REVIEW
Noa Noa’s tape unravels and entangles, making magnetic paths of an intimate and very personal representation of Afro-primitivist conscientious, through a curious and playful search to simplify the means available to produce it.
Nicolas Gaunin is a electronic composer from Padua who dabbles with various bands of the Kraut-Impro city circuit, including Orange Car Crash, and contributed by roaring at his guitar to the sunny raves of the Lay Llamas Psychs for a while.
It is thanks to that Neo Dadaist and conceptual forge that is Artetetra, and through the precious lens on the world of The Wire (which included him in April’s The Wire Tapper), that this gem has emerged from the abyss of the current electronic-experimental marasmus.
In “Rongo” (track chosen by Wire) everything flows in an almost documentary way in an exciting exotic simulation. The destructuring of the rhythms and the Dub spirit that animates the process create a fluctuating state for the listener and systematically characterize its enjoyment.

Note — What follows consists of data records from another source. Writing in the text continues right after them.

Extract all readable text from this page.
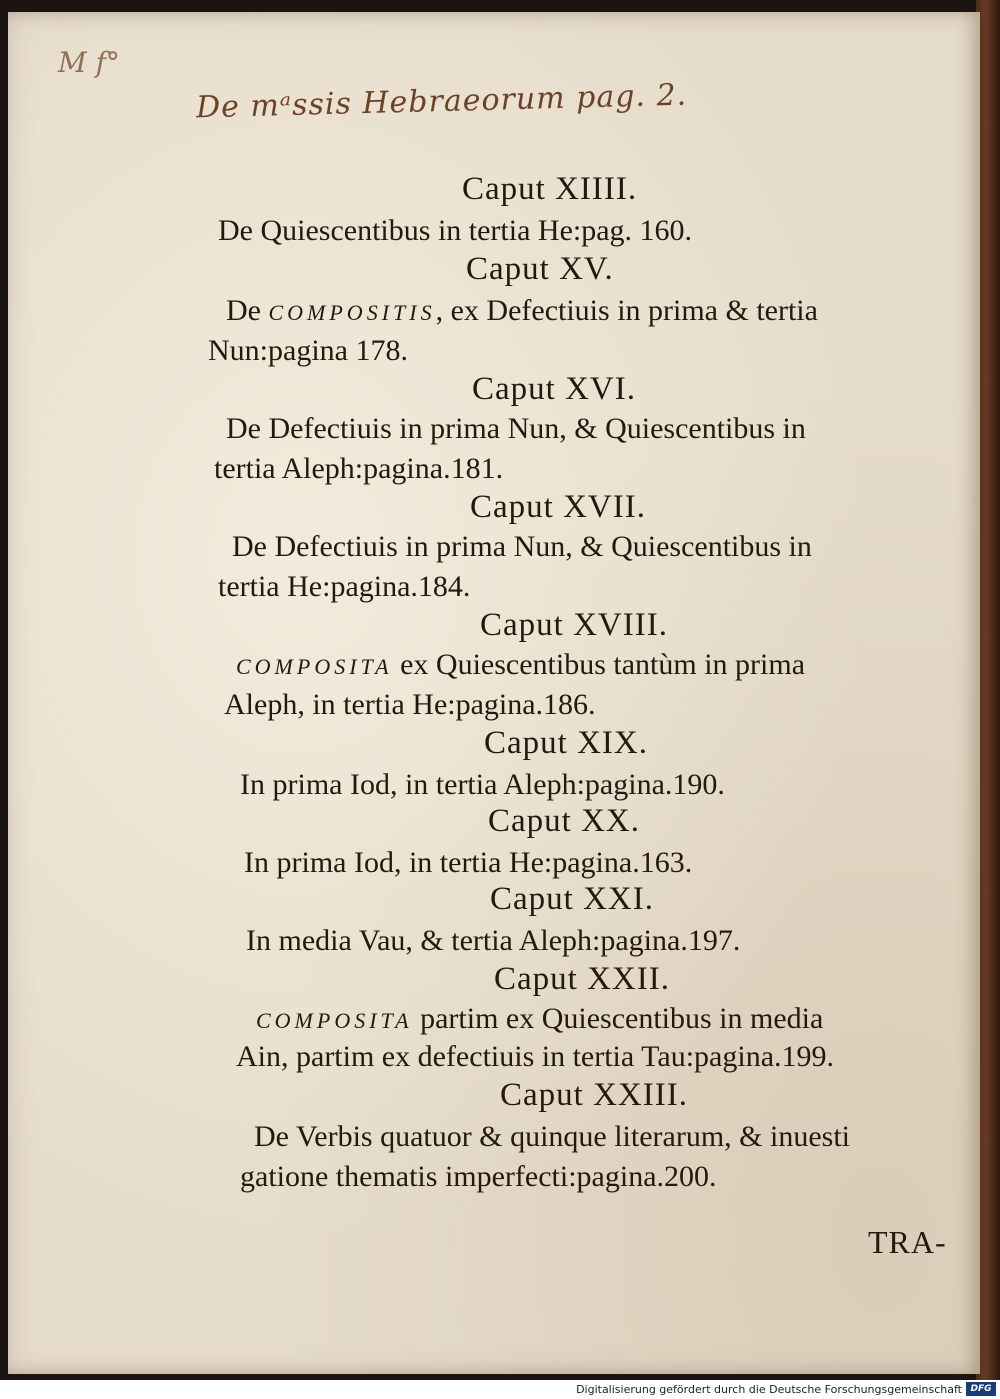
M f°
De mᵃssis Hebraeorum pag. 2.
Caput XIIII.
De Quiescentibus in tertia He:pag. 160.
Caput XV.
De COMPOSITIS, ex Defectiuis in prima & tertia
Nun:pagina 178.
Caput XVI.
De Defectiuis in prima Nun, & Quiescentibus in
tertia Aleph:pagina.181.
Caput XVII.
De Defectiuis in prima Nun, & Quiescentibus in
tertia He:pagina.184.
Caput XVIII.
COMPOSITA ex Quiescentibus tantùm in prima
Aleph, in tertia He:pagina.186.
Caput XIX.
In prima Iod, in tertia Aleph:pagina.190.
Caput XX.
In prima Iod, in tertia He:pagina.163.
Caput XXI.
In media Vau, & tertia Aleph:pagina.197.
Caput XXII.
COMPOSITA partim ex Quiescentibus in media
Ain, partim ex defectiuis in tertia Tau:pagina.199.
Caput XXIII.
De Verbis quatuor & quinque literarum, & inuesti
gatione thematis imperfecti:pagina.200.
TRA-
Digitalisierung gefördert durch die Deutsche Forschungsgemeinschaft DFG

It recalls the mood and the sounds of a forerunner album which is Crystal Smerluvio Riddims of the Romans Rainbow Island, which also involved in a search for “jingles” enclosed within impoverished and rhythmic endoskeletons.
Gaunin paints an analogous fresco, like a Gauguin of the “Tahitian” period, although portraying a jungle of artificial pixels like a video-game, in which nervous creatures hang from neon lianas, in an electro-tropical biome with glowing and fluctuating, aerial roots, destined to etch itself onto your memory.